Life is still rocky and I definitely have my moments.  One of the key pieces to me getting back to work was I needed to have my own space, an office with a door – not a cubicle.  Moments of sorrow hit out of the blue and there’s no stopping the tears.  It is awkward for some coworkers, and for others, who have suffered a loss like me, it’s too painful a reminder.  Just this week past I was talking to a woman I work with and the tears were trickling down her cheeks – we were talking about work, not about life and death.  Finally I asked her what was up and she told me that it would be 15 years the next day since her husband had died. So, for a few minutes, we talked about her and her deceased husband.  It was the right thing to do, she needed it; obviously the pain is carried in your heart forever.  However, tears are contagious, and after that I went to my little office and sobbed away.

I decided to pick up the phone and call the funeral home that had held Kevin’s service.  They routinely run grief counselling sessions.  Right after Kevin had died the doctor had talked to me about these sessions.  She encouraged me to wait at least four to six months before I joined.  ‘There’s a process you need to work your way through’, she’d said, ‘you’ll know when the time is right.’  Shortly after Kevin’s funeral service I had spoken to the funeral director who had handled Kevin’s arrangements; she’d said the same thing, but had qualified it by adding, ‘unless you really need it sooner.’  So I’ve waited, and now at almost five months down the road, I called.  The next session will start the end of September and I plan to be in it.  In the interim I have received some copies of a publication called AfterLoss distributed as part of the AfterLoss Grief Recovery Program.  It’s a generic, one-size-fits-all support that provides some generalizations about what to expect and how to cope; generic because everyone is so different in what they experience.
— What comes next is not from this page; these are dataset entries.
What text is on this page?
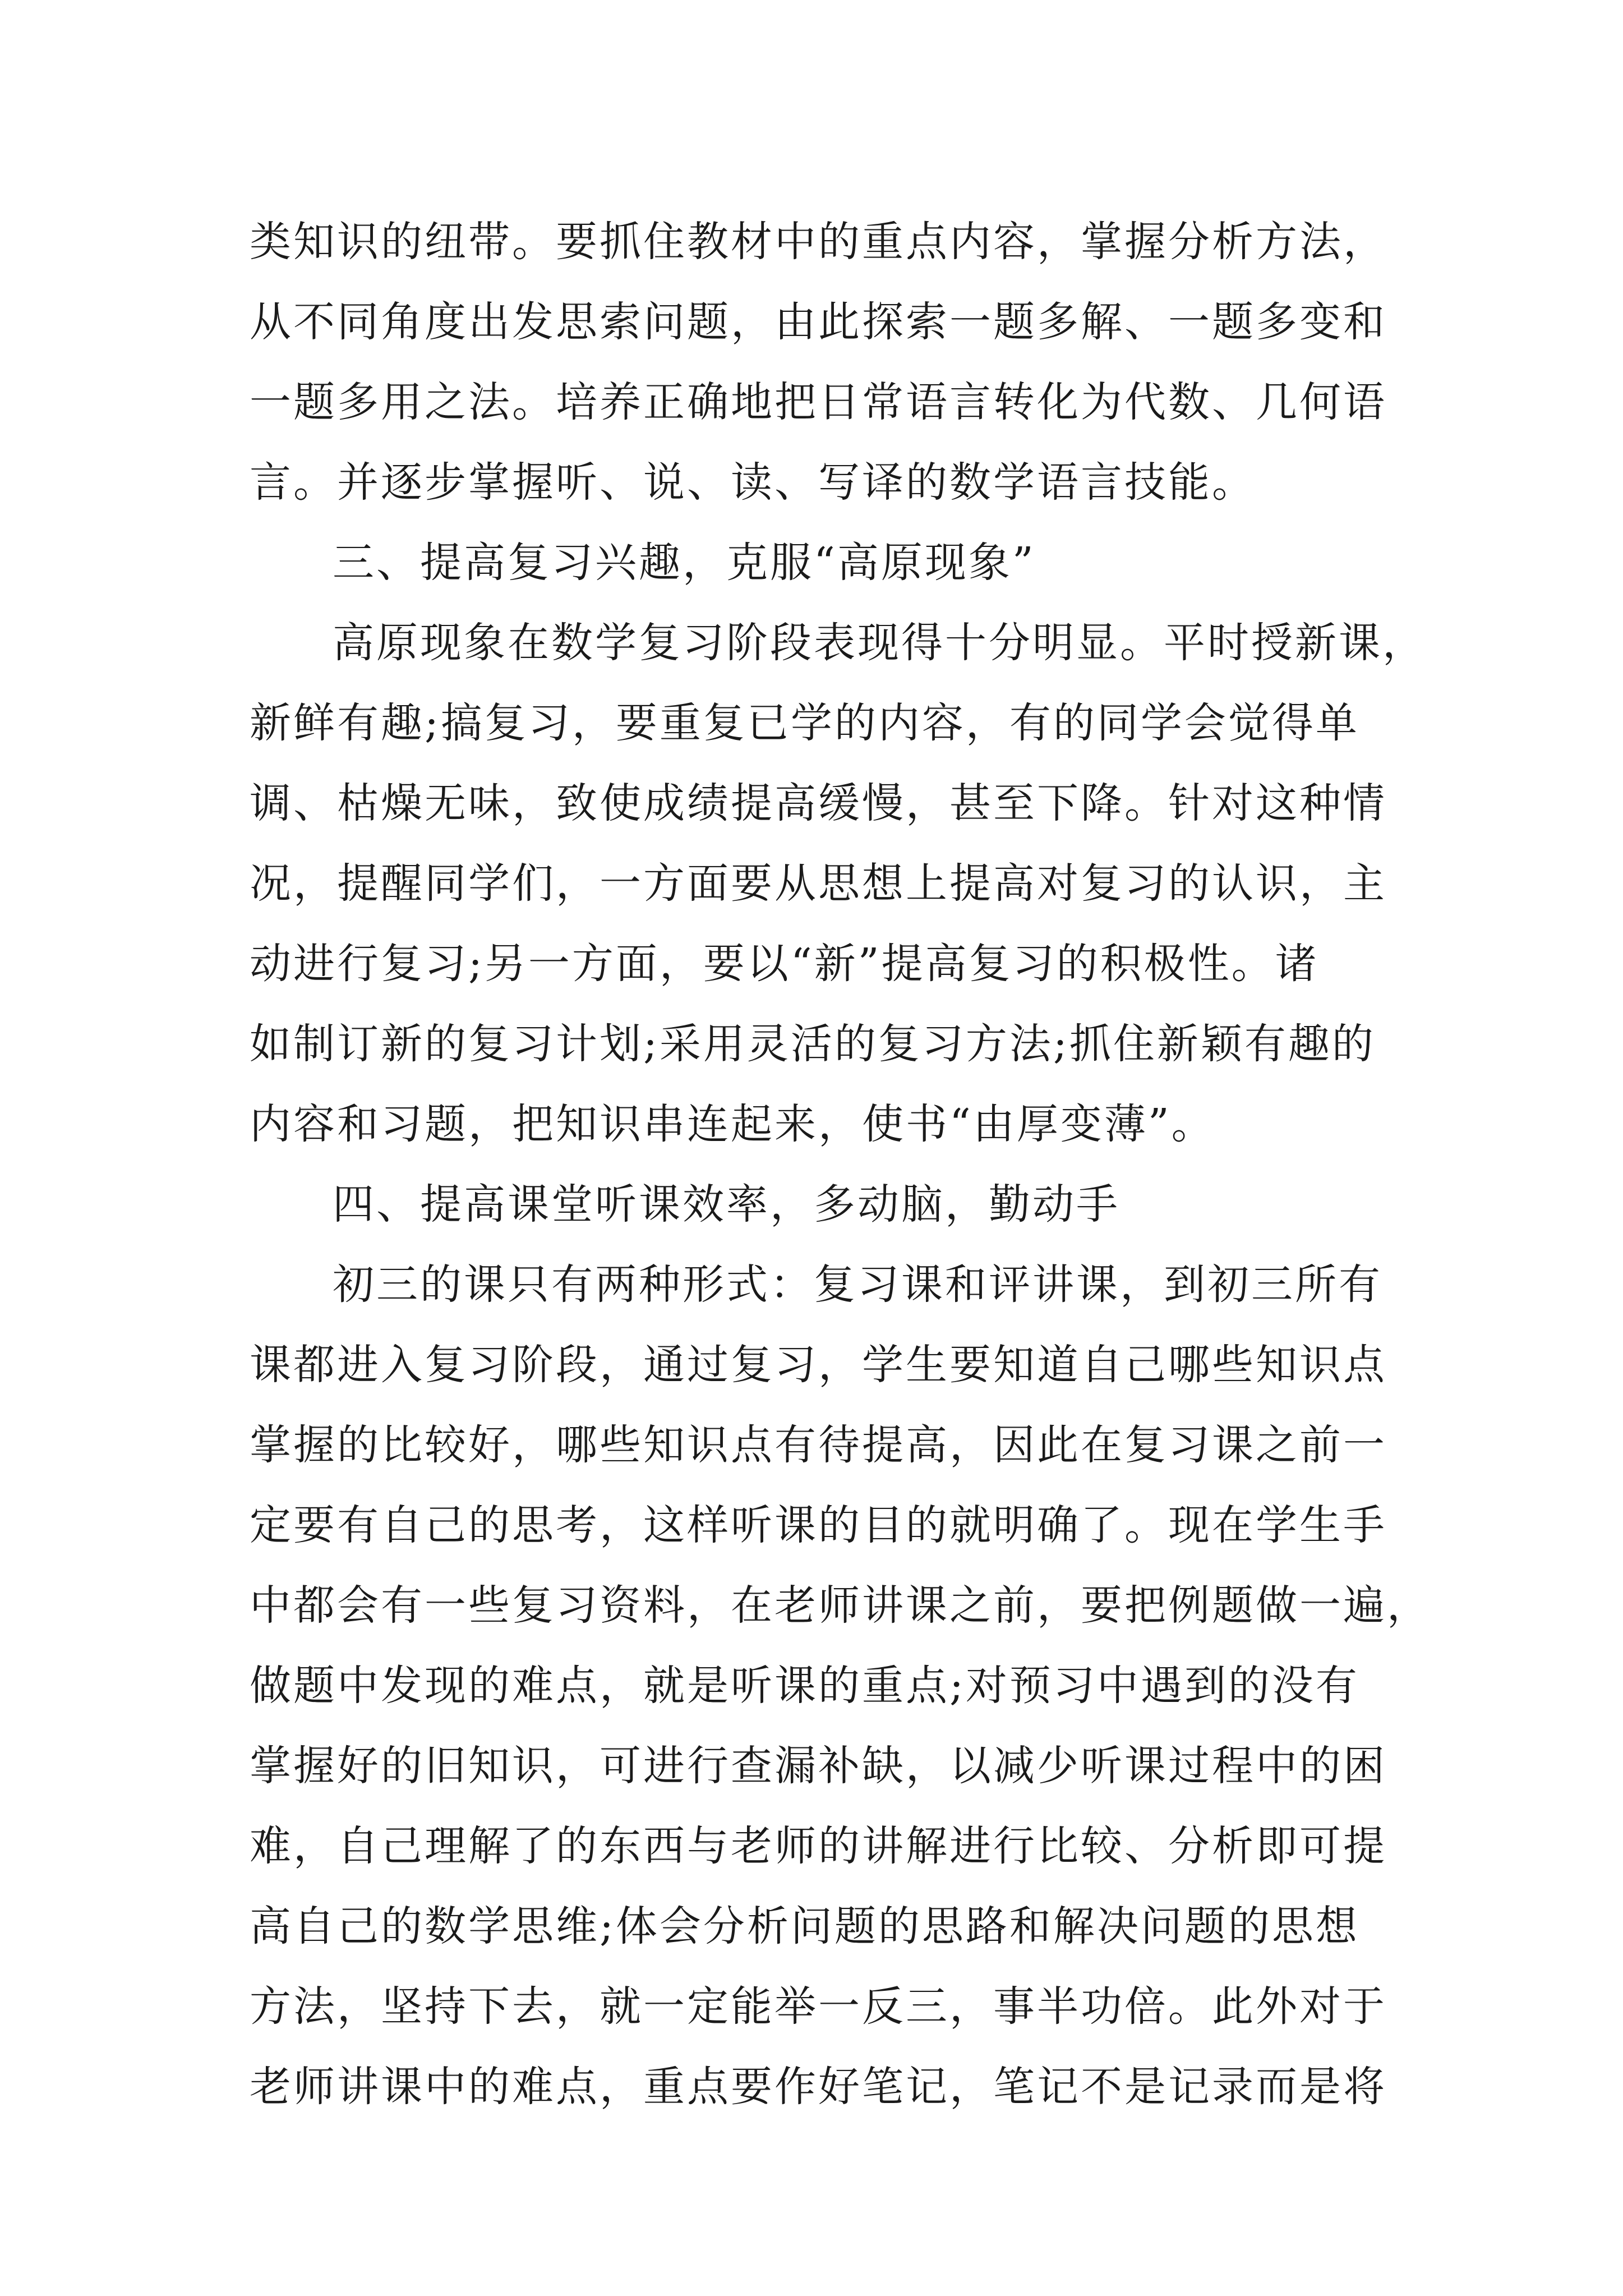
类知识的纽带。要抓住教材中的重点内容，掌握分析方法，
从不同角度出发思索问题，由此探索一题多解、一题多变和
一题多用之法。培养正确地把日常语言转化为代数、几何语
言。并逐步掌握听、说、读、写译的数学语言技能。
三、提高复习兴趣，克服“高原现象”
高原现象在数学复习阶段表现得十分明显。平时授新课，
新鲜有趣;搞复习，要重复已学的内容，有的同学会觉得单
调、枯燥无味，致使成绩提高缓慢，甚至下降。针对这种情
况，提醒同学们，一方面要从思想上提高对复习的认识，主
动进行复习;另一方面，要以“新”提高复习的积极性。诸
如制订新的复习计划;采用灵活的复习方法;抓住新颖有趣的
内容和习题，把知识串连起来，使书“由厚变薄”。
四、提高课堂听课效率，多动脑，勤动手
初三的课只有两种形式：复习课和评讲课，到初三所有
课都进入复习阶段，通过复习，学生要知道自己哪些知识点
掌握的比较好，哪些知识点有待提高，因此在复习课之前一
定要有自己的思考，这样听课的目的就明确了。现在学生手
中都会有一些复习资料，在老师讲课之前，要把例题做一遍，
做题中发现的难点，就是听课的重点;对预习中遇到的没有
掌握好的旧知识，可进行查漏补缺，以减少听课过程中的困
难，自己理解了的东西与老师的讲解进行比较、分析即可提
高自己的数学思维;体会分析问题的思路和解决问题的思想
方法，坚持下去，就一定能举一反三，事半功倍。此外对于
老师讲课中的难点，重点要作好笔记，笔记不是记录而是将
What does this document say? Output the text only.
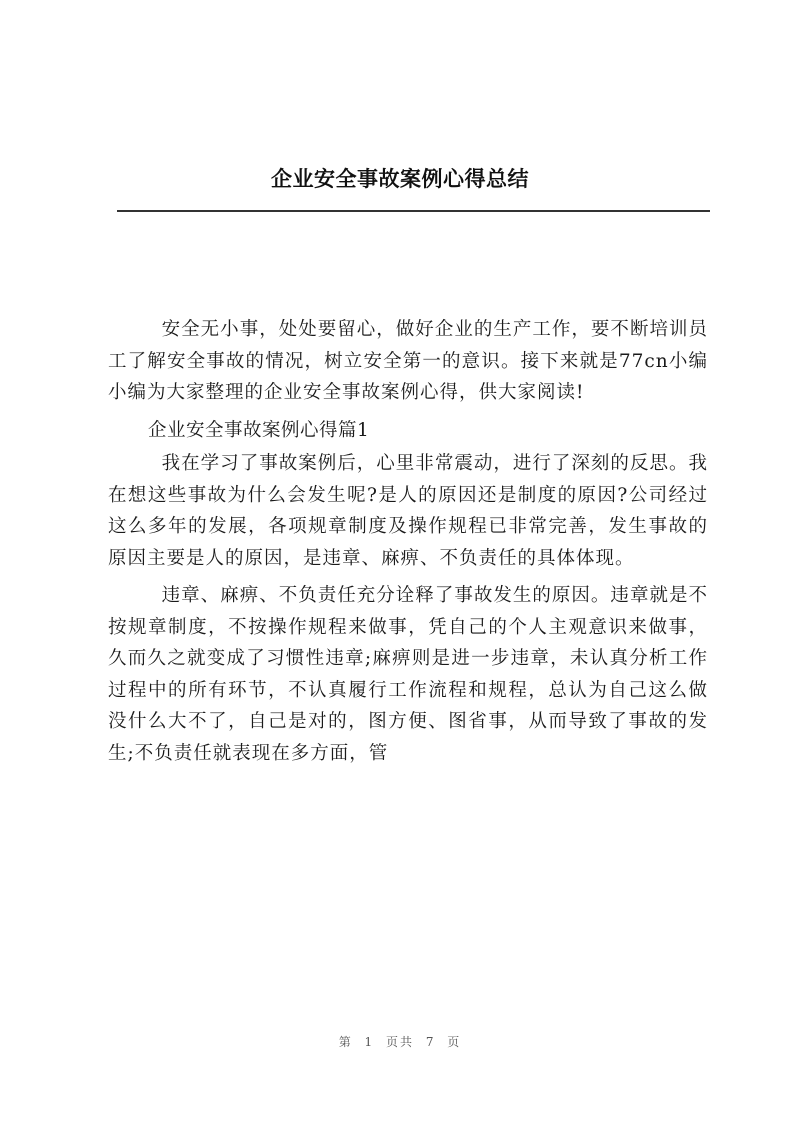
企业安全事故案例心得总结

安全无小事，处处要留心，做好企业的生产工作，要不断培训员工了解安全事故的情况，树立安全第一的意识。接下来就是77cn小编小编为大家整理的企业安全事故案例心得，供大家阅读!

企业安全事故案例心得篇1

我在学习了事故案例后，心里非常震动，进行了深刻的反思。我在想这些事故为什么会发生呢?是人的原因还是制度的原因?公司经过这么多年的发展，各项规章制度及操作规程已非常完善，发生事故的原因主要是人的原因，是违章、麻痹、不负责任的具体体现。

违章、麻痹、不负责任充分诠释了事故发生的原因。违章就是不按规章制度，不按操作规程来做事，凭自己的个人主观意识来做事，久而久之就变成了习惯性违章;麻痹则是进一步违章，未认真分析工作过程中的所有环节，不认真履行工作流程和规程，总认为自己这么做没什么大不了，自己是对的，图方便、图省事，从而导致了事故的发生;不负责任就表现在多方面，管

第 1 页共 7 页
In years gone by I would have anticipated that the grief group would be dominated by older individuals, people in their 70s and 80s, or by adults grieving the loss of their aged parent, but now I am not so sure.  Lately it seems that in my little community death has been unsparing, from the very young to the very old and everything in between.  Needless to say, the service is offered by the funeral home to anyone who has had the need for their services, but that doesn’t mean that everyone will use it.  Death, although such a public event, is an intensely private experience.  It strips away our pretensions, erases our security, depletes our energy levels and physically hurts our hearts and minds.  There are some individuals too private to ever air their grief in public.

For me, Kev’s death meant a full stop. I was transfixed, life was still coming at me but I couldn’t fire up the neurons necessary to get out of the way.  The return to functionality has been slow despite my own relative good health.  So was my response the same as most others?  This is one of the things I hope to understand better through the grief group.  I don’t anticipate it will be easy sharing a physical space with a bunch of strangers all self-absorbed in their own losses; a space clearly, if invisibly, labelled ‘heartache’.  I wonder if any of them, like me, have tried to get some answers or insights through the books available on death and dying.  I wonder how the session counsellor will manage the session.  I wonder if I will even benefit from it.  I don’t know and won’t know unless I put myself out there.